Por que o perdão das dívidas estudantis nos EUA não é elitista. Não, não é um socorro a baristas preguiçosos
Paul Krugman, 30/08/2022, FSP
Confissão embaraçosa: tenho assistido a "Mulher-Hulk: Defensora de Heróis". Em geral, não sou fã do gênero super-herói; mas depois de "Orphan Black" eu vejo qualquer coisa estrelada por Tatiana Maslany. De todo modo, um dos pontos da trama do programa é que a personagem-título está relutante em revelar seus superpoderes. Por quê? Entre outras coisas, ela se preocupa (corretamente, ao que parece) que, quando as pessoas souberem o que ela é capaz de fazer, ela terá dificuldade para pagar seus empréstimos estudantis.
Não acho que os autores pretendessem fazer uma declaração política. Eles estavam apenas reconhecendo a onipresença da dívida estudantil –e a ansiedade sobre ela– nos Estados Unidos modernos. E essa generalidade é o motivo pelo qual os ataques dos republicanos à política de perdão das dívidas do presidente Biden – que eles geralmente retratam como um presente para elites privilegiadas ou para gastadores preguiçosos– provavelmente fracassarão.
Vamos falar sobre os números. O governo Biden diz que seu plano proporcionará alívio a até 43 milhões de americanos. É muita gente, não uma pequena elite mimada. Em particular, os dados do Fed de Nova York dizem que mais de 12 milhões de americanos na faixa dos 30 anos –mais de um quarto desse grupo– ainda têm dívidas estudantis não pagas.

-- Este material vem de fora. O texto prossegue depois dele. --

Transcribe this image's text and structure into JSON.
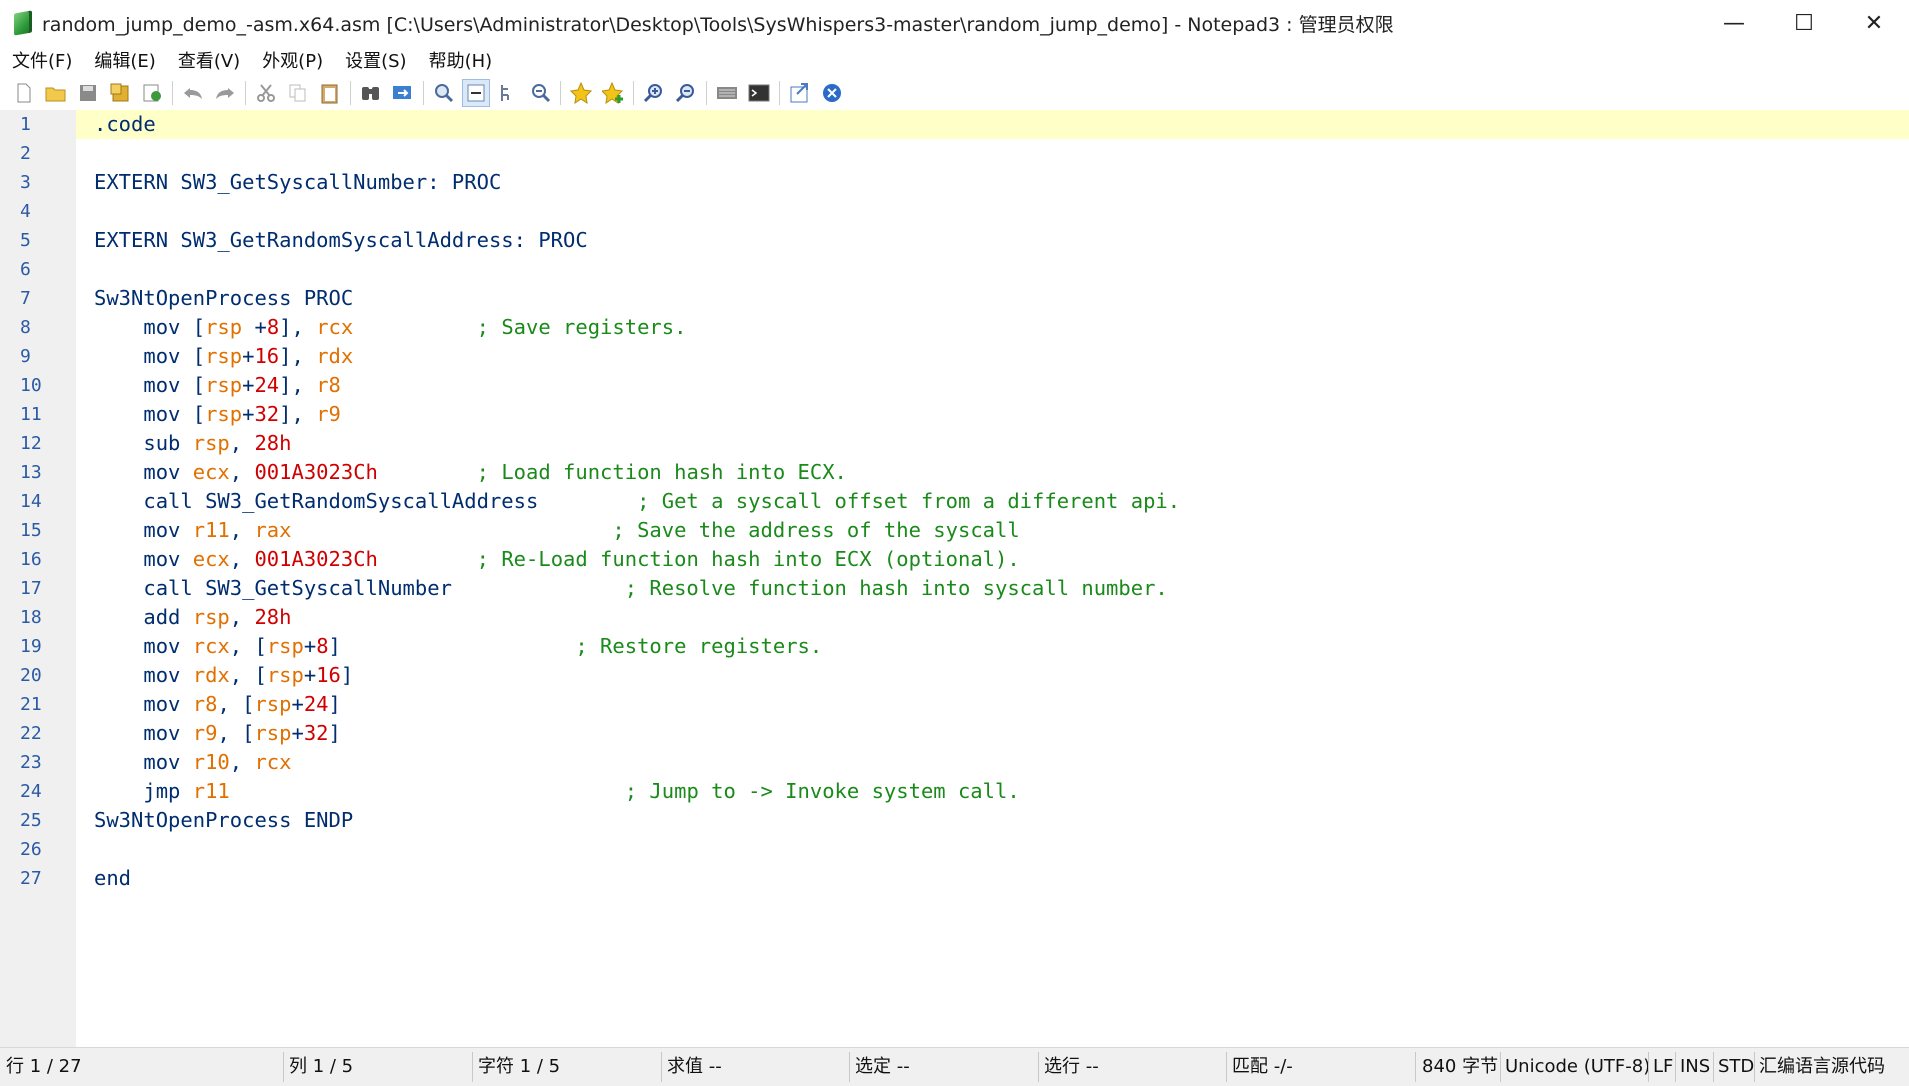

O que isso significa é que mesmo que você concorde com a teoria política de lanchonete de Trump –segundo a qual os únicos eleitores que importam são operários que usam bonés de beisebol– deve estar ciente de que alguns desses caras provavelmente pegaram empréstimos para frequentar escolas de comércio ou faculdades comunitárias, muitas vezes recebendo em troca nada além de dívidas. Mesmo entre os que não tomaram empréstimos estudantis, muitos provavelmente têm filhos, irmãos, primos ou amigos que o fizeram. Assim, o plano Biden afetará muitas pessoas.

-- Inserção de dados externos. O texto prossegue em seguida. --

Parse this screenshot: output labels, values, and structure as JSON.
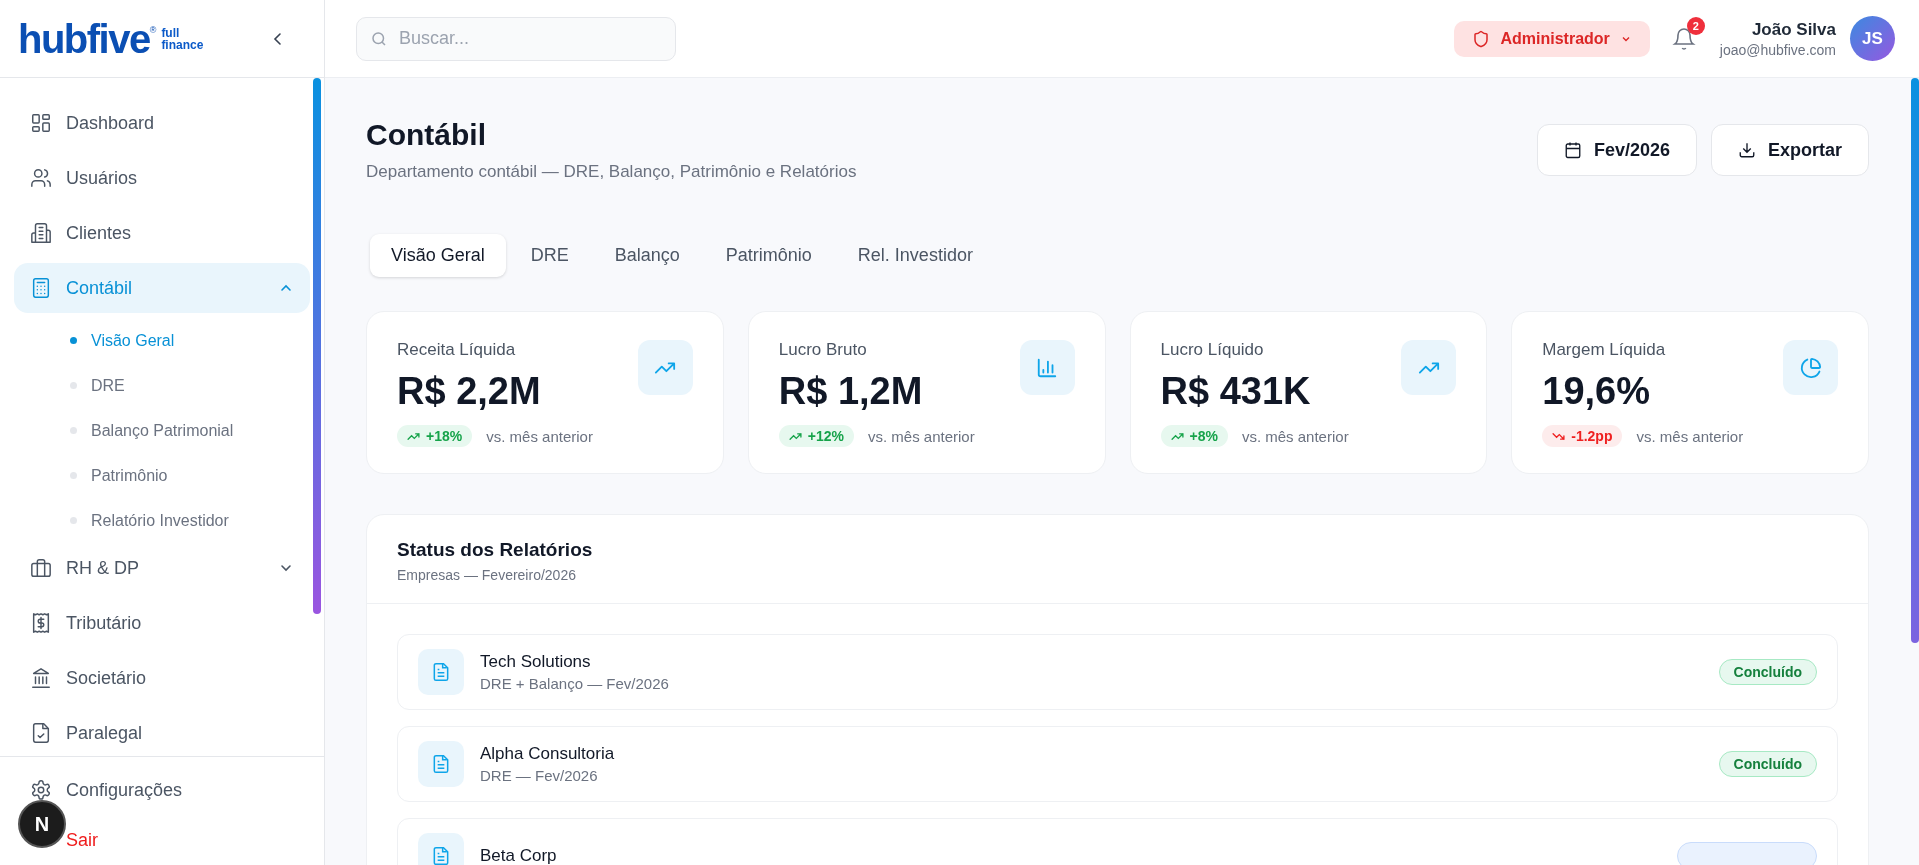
{
  "brand": {
    "name": "hubfive",
    "mark": "®",
    "tagline": [
      "full",
      "finance"
    ]
  },
  "sidebar": {
    "items": [
      {
        "label": "Dashboard",
        "selected": false
      },
      {
        "label": "Usuários",
        "selected": false
      },
      {
        "label": "Clientes",
        "selected": false
      },
      {
        "label": "Contábil",
        "selected": true,
        "expanded": true,
        "children": [
          {
            "label": "Visão Geral",
            "selected": true
          },
          {
            "label": "DRE",
            "selected": false
          },
          {
            "label": "Balanço Patrimonial",
            "selected": false
          },
          {
            "label": "Patrimônio",
            "selected": false
          },
          {
            "label": "Relatório Investidor",
            "selected": false
          }
        ]
      },
      {
        "label": "RH & DP",
        "selected": false,
        "expanded": false
      },
      {
        "label": "Tributário",
        "selected": false
      },
      {
        "label": "Societário",
        "selected": false
      },
      {
        "label": "Paralegal",
        "selected": false
      }
    ],
    "footer": [
      {
        "label": "Configurações",
        "kind": "settings"
      },
      {
        "label": "Sair",
        "kind": "logout"
      }
    ]
  },
  "dev_badge": "N",
  "header": {
    "search": {
      "placeholder": "Buscar..."
    },
    "role": "Administrador",
    "notifications": "2",
    "user": {
      "name": "João Silva",
      "email": "joao@hubfive.com",
      "initials": "JS"
    }
  },
  "page": {
    "title": "Contábil",
    "subtitle": "Departamento contábil — DRE, Balanço, Patrimônio e Relatórios",
    "period": "Fev/2026",
    "export": "Exportar"
  },
  "tabs": [
    {
      "label": "Visão Geral",
      "selected": true
    },
    {
      "label": "DRE",
      "selected": false
    },
    {
      "label": "Balanço",
      "selected": false
    },
    {
      "label": "Patrimônio",
      "selected": false
    },
    {
      "label": "Rel. Investidor",
      "selected": false
    }
  ],
  "kpis": [
    {
      "label": "Receita Líquida",
      "value": "R$ 2,2M",
      "delta": "+18%",
      "kind": "up",
      "note": "vs. mês anterior"
    },
    {
      "label": "Lucro Bruto",
      "value": "R$ 1,2M",
      "delta": "+12%",
      "kind": "up",
      "note": "vs. mês anterior"
    },
    {
      "label": "Lucro Líquido",
      "value": "R$ 431K",
      "delta": "+8%",
      "kind": "up",
      "note": "vs. mês anterior"
    },
    {
      "label": "Margem Líquida",
      "value": "19,6%",
      "delta": "-1.2pp",
      "kind": "down",
      "note": "vs. mês anterior"
    }
  ],
  "reports": {
    "title": "Status dos Relatórios",
    "subtitle": "Empresas — Fevereiro/2026",
    "rows": [
      {
        "name": "Tech Solutions",
        "detail": "DRE + Balanço — Fev/2026",
        "status": "Concluído",
        "kind": "done"
      },
      {
        "name": "Alpha Consultoria",
        "detail": "DRE — Fev/2026",
        "status": "Concluído",
        "kind": "done"
      },
      {
        "name": "Beta Corp",
        "kind": "progress"
      }
    ]
  }
}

Resumindo, o perdão das dívidas estudantis não é algum tipo de preocupação da elite; é uma questão ampla, pode-se até dizer populista. A votação inicial sobre o plano de Biden é um pouco mista, com uma pesquisa do Emerson College mostrando um apoio muito maior do que outra do CBS/YouGov. Mesmo esta última, no entanto, mostra que a maioria dos americanos aprova o plano; ele ainda encontra muito menos oposição entre os brancos não universitários do que se poderia esperar, dada a desaprovação geral desse grupo a tudo o que é ligado a Biden.

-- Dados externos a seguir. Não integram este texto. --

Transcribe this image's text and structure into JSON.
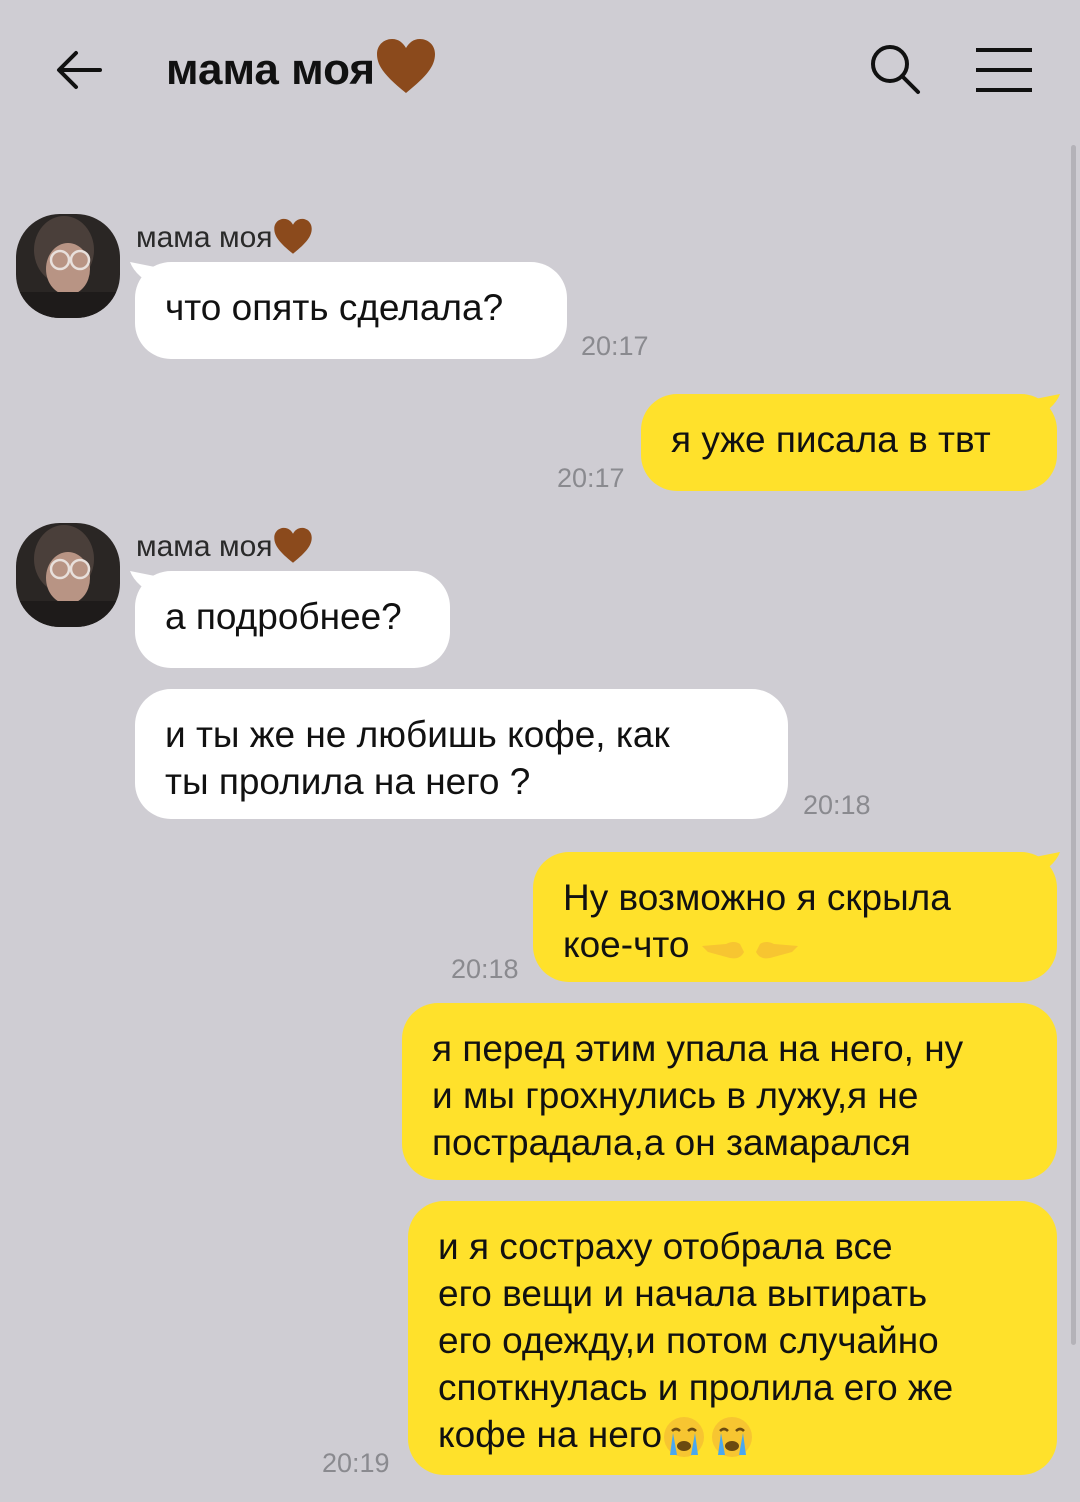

A outra ponta da reação da direita envolve invocar a responsabilidade pessoal – na verdade, pintar os destinatários do perdão das dívidas como rainhas do bem-estar. Os esforços republicanos nessa frente, entretanto, foram extraordinariamente surdos.
Apenas sob princípios políticos gerais, dizer a dezenas de milhões de americanos que são preguiçosos e irresponsáveis –que são todos, como disse Ted Cruz, como um "barista preguiçoso" que desperdiçou anos "estudando coisas completamente inúteis"– parece… burrice. Para ser brutalmente franco, esse tipo de caricatura pode ter funcionado para os republicanos quando os insultos eram dirigidos aos negros urbanos. Mas é provável que saia pela culatra quando estamos falando de um amplo espectro de americanos que estavam apenas tentando subir na vida. Além disso, muitos dos críticos mais proeminentes do perdão das dívidas são quase comicamente fora de sintonia, hipócritas ou ambos. Na verdade, apague o "quase".
Por exemplo, Marco Rubio orgulhosamente declarou que pagou toda a sua dívida estudantil –depois que foi eleito para o Senado e conseguiu um contrato para escrever um livro. Por que todos não podem fazer isso?
Na frente da hipocrisia, a Casa Branca está tendo um dia de folga zombando de congressistas republicanos cujas empresas receberam perdão de dívidas sob o Programa de Proteção de Salários. É verdade que o perdão das dívidas para empregadores que mantiveram suas forças de trabalho durante a pandemia de Covid-19 foi incorporado a esse programa; também é verdade que pesquisas posteriores sugerem que apenas cerca de um quarto dos fundos do programa apoiavam empregos que, de outra forma, teriam desaparecido. O resto foi, na verdade, um presente para os empresários.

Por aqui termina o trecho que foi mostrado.